"I expected so," said he, "and here's the amount for four months. I brought a receipt. You can sign it with a lead-pencil. That will do. Now put all this money in your inside pockets. Some in your vest, and some in your under-coat. Don't bundle it up too much, and be sure and pin it in. Pin it from the inside, right through the money, if you can. Put your clothes under your pillow at night. Good-bye! I expect they'll be sounding the gong directly, for us to get ashore."
And so he hurried out. I followed him, very much surprised. He had spoken only of money, and had said nothing about his son,—what he wished me to do for him, what plans of travel or instruction he had decided upon, or anything, indeed, about the duties for which I was to be paid. I had expected that he would come down early to the steamer and have a long talk about these matters. There was no time to ask him any questions now, for he was with his wife, trying to get her to hurry ashore. He was dreadfully afraid that they would stay on board too long, and be carried to sea.
Mrs. Colbert, however, did not leave me in any doubt as to what she wanted me to do. She rushed up to me, and seized me by both hands.
"Now you will take the greatest and the best care of my boy, wont you? You'll cherish him as the apple of your eye? You'll keep him out of every kind of danger? Now do take good care of him,—especially in storms."

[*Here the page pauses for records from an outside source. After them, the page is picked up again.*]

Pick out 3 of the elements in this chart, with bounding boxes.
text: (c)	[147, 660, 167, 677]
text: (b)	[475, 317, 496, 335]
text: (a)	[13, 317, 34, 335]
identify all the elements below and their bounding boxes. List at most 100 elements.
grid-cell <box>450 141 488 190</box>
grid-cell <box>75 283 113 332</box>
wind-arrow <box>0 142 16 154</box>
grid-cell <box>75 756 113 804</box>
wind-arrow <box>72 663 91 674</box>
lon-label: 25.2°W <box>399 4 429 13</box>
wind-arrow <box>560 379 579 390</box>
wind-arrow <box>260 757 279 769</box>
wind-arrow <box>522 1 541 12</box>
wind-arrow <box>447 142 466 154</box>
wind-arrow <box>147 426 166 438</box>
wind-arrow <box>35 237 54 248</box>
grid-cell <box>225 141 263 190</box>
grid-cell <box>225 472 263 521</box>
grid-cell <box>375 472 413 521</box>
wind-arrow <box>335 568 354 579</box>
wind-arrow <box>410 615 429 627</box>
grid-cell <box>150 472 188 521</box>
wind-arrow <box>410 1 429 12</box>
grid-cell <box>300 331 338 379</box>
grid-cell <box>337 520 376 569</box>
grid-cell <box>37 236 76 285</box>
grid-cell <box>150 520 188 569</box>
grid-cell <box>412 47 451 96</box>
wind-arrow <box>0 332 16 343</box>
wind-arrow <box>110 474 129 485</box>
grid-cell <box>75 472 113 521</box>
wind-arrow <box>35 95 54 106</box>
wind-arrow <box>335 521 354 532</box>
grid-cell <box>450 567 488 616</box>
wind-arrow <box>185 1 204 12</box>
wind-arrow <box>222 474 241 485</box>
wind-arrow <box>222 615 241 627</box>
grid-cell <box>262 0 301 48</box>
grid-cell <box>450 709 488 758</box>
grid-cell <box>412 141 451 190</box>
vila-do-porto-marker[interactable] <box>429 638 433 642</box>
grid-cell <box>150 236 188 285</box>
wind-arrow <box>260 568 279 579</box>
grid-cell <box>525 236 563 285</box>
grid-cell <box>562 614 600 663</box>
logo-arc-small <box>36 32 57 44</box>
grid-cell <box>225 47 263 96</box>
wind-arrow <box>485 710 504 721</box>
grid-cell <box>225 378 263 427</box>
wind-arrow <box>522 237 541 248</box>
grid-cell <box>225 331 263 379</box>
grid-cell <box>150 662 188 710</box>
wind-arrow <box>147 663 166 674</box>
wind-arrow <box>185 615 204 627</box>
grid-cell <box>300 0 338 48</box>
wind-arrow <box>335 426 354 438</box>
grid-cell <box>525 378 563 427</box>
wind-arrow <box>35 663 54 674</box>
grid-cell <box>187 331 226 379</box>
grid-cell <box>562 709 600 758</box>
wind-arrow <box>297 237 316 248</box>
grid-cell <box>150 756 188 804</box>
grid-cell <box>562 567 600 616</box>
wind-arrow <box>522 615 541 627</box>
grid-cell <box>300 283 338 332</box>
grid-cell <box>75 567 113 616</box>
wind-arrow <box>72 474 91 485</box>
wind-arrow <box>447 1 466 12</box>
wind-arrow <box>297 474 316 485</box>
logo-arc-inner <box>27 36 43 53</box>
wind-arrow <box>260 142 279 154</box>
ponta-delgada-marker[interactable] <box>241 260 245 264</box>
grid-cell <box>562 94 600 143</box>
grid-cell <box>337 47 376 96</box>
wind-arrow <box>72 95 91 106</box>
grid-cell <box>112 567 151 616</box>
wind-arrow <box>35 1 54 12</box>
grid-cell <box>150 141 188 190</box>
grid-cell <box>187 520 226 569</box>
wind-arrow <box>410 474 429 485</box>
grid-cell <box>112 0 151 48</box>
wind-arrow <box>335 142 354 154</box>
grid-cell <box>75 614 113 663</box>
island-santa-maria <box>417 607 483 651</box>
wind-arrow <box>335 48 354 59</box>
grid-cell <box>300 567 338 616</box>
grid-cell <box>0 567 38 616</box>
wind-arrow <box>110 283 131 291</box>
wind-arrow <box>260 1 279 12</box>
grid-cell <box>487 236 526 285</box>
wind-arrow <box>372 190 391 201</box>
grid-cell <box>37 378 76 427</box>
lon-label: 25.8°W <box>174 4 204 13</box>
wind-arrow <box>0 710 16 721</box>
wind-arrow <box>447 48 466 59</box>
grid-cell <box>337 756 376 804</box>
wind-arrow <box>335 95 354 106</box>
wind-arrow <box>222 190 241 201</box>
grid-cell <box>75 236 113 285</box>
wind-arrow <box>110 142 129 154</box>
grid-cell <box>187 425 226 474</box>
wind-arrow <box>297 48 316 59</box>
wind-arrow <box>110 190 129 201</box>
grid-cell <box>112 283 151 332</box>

"SHE SEIZED ME BY BOTH HANDS."
I tried to assure Rectus's mother—she was a wide, good-humored lady—that I would do as much of all this as I could, and what I said seemed to satisfy her, for she wiped her eyes in a very comfortable sort of a way.
Mr. Colbert got his wife ashore as soon as he could, and Rectus and I stood on the upper deck and watched them get into the carriage and drive away. Rectus did not look as happy as I thought a fellow ought to look, when starting out on such a jolly trip as we expected this to be.
I proposed that we should go and look at our state-room, which was number twenty-two, and so we went below. The state-room hadn't much state about it. It was very small, with two shelves for us to sleep on. I let Rectus choose his shelf, and he took the lower one. This suited me very well, for I'd much rather climb over a boy than have one climb over me.
There wasn't anything else in the room to divide, and we were just about to come out and call the thing settled, when I heard a shout at the door. I turned around, and there stood Harry Alden, and Scott, and Tom Myers and his brother George!